Williams enlisted in the Marine Corps in May, 1942. But instead of playing ball for some General stateside, he opted for the V-5 program to train as a Naval aviator. Johnny Pesky, Ted's teammate, went to the same aviation training program and said about Williams: "He mastered intricate problems in 15 minutes which took the average cadet 90 minutes." Pesky also added that when Ted took the pilot's payoff test: "He broke all the records in reflexes, coordination, and visual reaction time" and that Williams reflexes, "could make a plane and it's 'pianos' (machine guns) play like a symphony orchestra, and that his reflexes, coordination, and visual reaction, made him a built-in part of the machine." And when Williams spoke of himself, this is what he said "A man has to have goals, for a day, for a lifetime - and that was mine, to have people say, There goes Ted Williams, the greatest hitter who ever lived."
When a young Bobby Shantz asked his coach how to pitch Williams, he was told "He has no weakness, won't swing at a bad ball, has the best eyes in the business, and can kill you with one swing.
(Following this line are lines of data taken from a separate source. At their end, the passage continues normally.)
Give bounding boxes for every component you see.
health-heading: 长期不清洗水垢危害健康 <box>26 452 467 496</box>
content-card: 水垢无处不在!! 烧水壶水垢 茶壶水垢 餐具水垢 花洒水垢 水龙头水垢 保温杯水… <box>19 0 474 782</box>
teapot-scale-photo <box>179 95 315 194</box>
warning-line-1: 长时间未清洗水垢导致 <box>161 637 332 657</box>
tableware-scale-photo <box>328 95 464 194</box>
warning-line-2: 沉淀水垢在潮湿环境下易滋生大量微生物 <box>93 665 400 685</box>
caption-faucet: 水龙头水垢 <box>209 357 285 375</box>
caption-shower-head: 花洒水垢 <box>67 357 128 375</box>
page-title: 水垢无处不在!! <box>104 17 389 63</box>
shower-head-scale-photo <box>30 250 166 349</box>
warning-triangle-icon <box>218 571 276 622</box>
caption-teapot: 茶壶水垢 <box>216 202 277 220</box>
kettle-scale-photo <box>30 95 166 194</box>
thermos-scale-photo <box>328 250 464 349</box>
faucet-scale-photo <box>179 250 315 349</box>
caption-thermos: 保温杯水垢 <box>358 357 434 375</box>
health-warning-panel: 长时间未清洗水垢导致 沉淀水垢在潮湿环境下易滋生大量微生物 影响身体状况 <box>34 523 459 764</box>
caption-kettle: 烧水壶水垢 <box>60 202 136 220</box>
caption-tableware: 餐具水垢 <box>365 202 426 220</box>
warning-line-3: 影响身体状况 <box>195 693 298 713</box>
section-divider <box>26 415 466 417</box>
He won't hit anything bad, but don't give him anything good." Big help that was. Yes, Ted Williams was a complex man, but he was admired, and even more important to him, he was respected. Respected by everyone who was lucky enough to play with or against him. Respected by every soldier he served with. Respected by any writer (and disliked by many) that was given the chore to interview him.
Respected (and often despised) by every fan that saw him play, even many in his own ballpark. And most important to Williams himself, respected by his family and friends. My favorite quote about him was said after Williams passed away in 2002, by Dale Petroskey, President of the Baseball Hall of Fame. "Ted's passing signals a sad day, not only for baseball fans, but for every American. He was a cultural icon, a larger-than-life personality. He was great enough to become a Hall of Fame player. He was caring enough to be the first Hall of Famer to call for the inclusion of Negro Leagues stars in Cooperstown. He was brave enough to serve our country as a Marine in not one but two global conflicts. Ted Williams is a hero for all generations." Now, who of you wouldn't want your son or grandson, to grow up to be like Ted Williams The Man.